Churros are one of my favorite treats. Biting into the warm dough coated in sugar always puts a smile on my face.
So why not share that joy and pass these around come Christmas time?
This authentic recipe comes straight from Spain. It doesn’t require anything odd or unusual, however, you will need a piping bag to get the right shape.
You may also want a large and trusty ladle strainer or tongs for frying.
If you want to make this extra special, you can add a pinch of cinnamon to the sugar coating and dip the ends in chocolate.
Roscón de Reyes is a tradition you’ll find in Mexico, but it originated in Spain. This dessert is known as an Epiphany cake traditionally served for Three Kings Day.
This is like a fruit cake, but better. Dried fruit is first soaked in rum, then mixed into a rich buttery and spiced dough.
The final result gets a drizzle of icing that is fit enough for a king.
If you happen to have leftovers, you can freeze the rest. However, I have a feeling nothing will be left.
Bolitas de coco is a local favorite in Malaga.

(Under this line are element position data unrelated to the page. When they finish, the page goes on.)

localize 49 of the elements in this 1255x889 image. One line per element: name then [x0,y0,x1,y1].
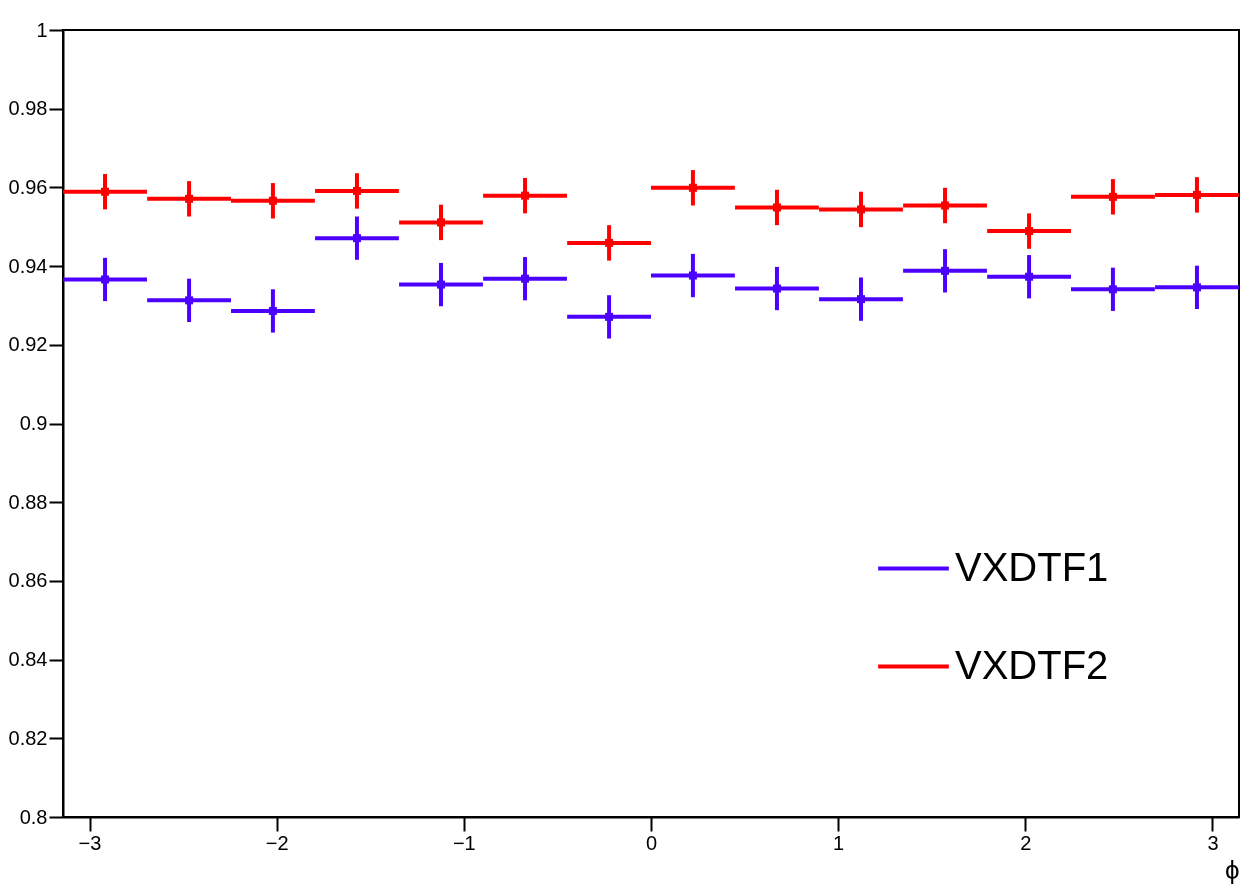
x-tick-label: 3 [1207,831,1219,854]
x-tick-label: 2 [1020,831,1032,854]
point [437,280,445,289]
x-tick-label: −2 [265,831,289,854]
point [1025,272,1034,281]
point [941,201,950,210]
point [605,312,614,321]
point [437,218,445,227]
x-tick-label: −3 [78,831,102,854]
y-tick-label: 0.86 [8,569,48,592]
x-tick-label: 1 [833,831,845,854]
point [772,203,781,212]
x-tick-label: 0 [645,831,658,854]
point [101,187,110,196]
point [352,234,361,243]
x-tick-label: −1 [452,831,476,854]
legend-label: VXDTF2 [955,642,1109,687]
point [101,275,110,284]
point [1108,192,1117,201]
point [1192,190,1201,199]
point [185,194,194,203]
point [521,274,530,283]
point [352,186,361,195]
y-tick-label: 0.88 [8,490,48,513]
y-tick-label: 1 [36,18,48,41]
point [772,284,781,293]
point [605,238,614,247]
point [688,271,697,280]
y-tick-label: 0.82 [8,726,48,749]
y-tick-label: 0.92 [8,333,48,356]
legend-label: VXDTF1 [955,544,1109,589]
point [857,295,865,304]
y-tick-label: 0.9 [19,412,48,434]
point [941,266,950,275]
point [688,183,697,192]
point [857,205,865,214]
y-tick-label: 0.96 [8,175,48,198]
point [268,196,277,205]
y-tick-label: 0.84 [8,648,48,671]
point [1108,285,1117,294]
y-tick-label: 0.94 [8,254,48,277]
point [185,296,194,305]
x-axis-title: ϕ [1224,854,1240,885]
point [521,191,530,200]
point [1025,227,1034,236]
point [268,306,277,315]
point [1192,283,1201,292]
y-tick-label: 0.98 [8,97,48,120]
y-tick-label: 0.8 [19,805,48,828]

Each decadent morsel is an explosion of chocolate with a touch of coconut to match.
These confections consist of three simple ingredients; coconut, condensed milk, and chocolate chips.
With an ingredient list like that, you know they’re very easy to make.
You’ll want to use a double boiler for this recipe to melt the chocolate chips without burning them.
You can even use white chocolate to make them look like mini snowballs.
Either way, this recipe should take you about 15-minutes to make. Then you’ll have to let the batch chill for a little bit so everything can set.
Crema Catalana is a Spanish custard that’s akin to creme brulee. The inside is super creamy while the outside features a thin layer of caramelized sugar.
This recipe is a bit more involved than some of the others on the list. But it’s just as special!
For serving, some fresh figs or raspberries make a nice topping.
You’ll also want to prepare these individually in ramekins, as this is not a slice and serve sort of dish.
I think this dessert is perfect for smaller Christmas gatherings rather than extended families. However, if you have enough dishware, I say go for it!
If you do want a Spanish dessert fit for a crowd, serve this glamorous cake.
Soft and sweet, Tarta de Santiago is an almond cake that’s super tender and bursting with flavor.
It’s completely gluten-free with a slight zing from lemon zest. The top also gets a traditional coating of powdered sugar with an etching of St.James’ cross.
If you’re not much for decorating, a simple dusting of sugar will do.
Miguelitos may look like a savory mini sandwich, but I assure you it’s all sweets.
A thick layer of chocolate rests between two airy puff pastries, and then the whole thing gets a final coating of powdered sugar.
This is a fantastic recipe to get the kids involved. They can help roll out the dough and top each sweet treat with powdered sugar while you prepare the chocolate.
This is another excellent recipe if you need to serve a crowd as one batch of these can serve up to 48 guests!
Another recipe from the Andalusian region is Pan de Cadiz. Born in Cadiz, this is a bright and cheerful pastry with multiple layers of flavor.
Marzipan makes up the base while different fruit fillings are stuffed in between.
Quince paste and canned spaghetti squash are two of the most traditional fillings. However, you can also use apple paste or other candied fruits.
This will require some assembly on your part, but this stunning dessert is worth the effort for the holiday.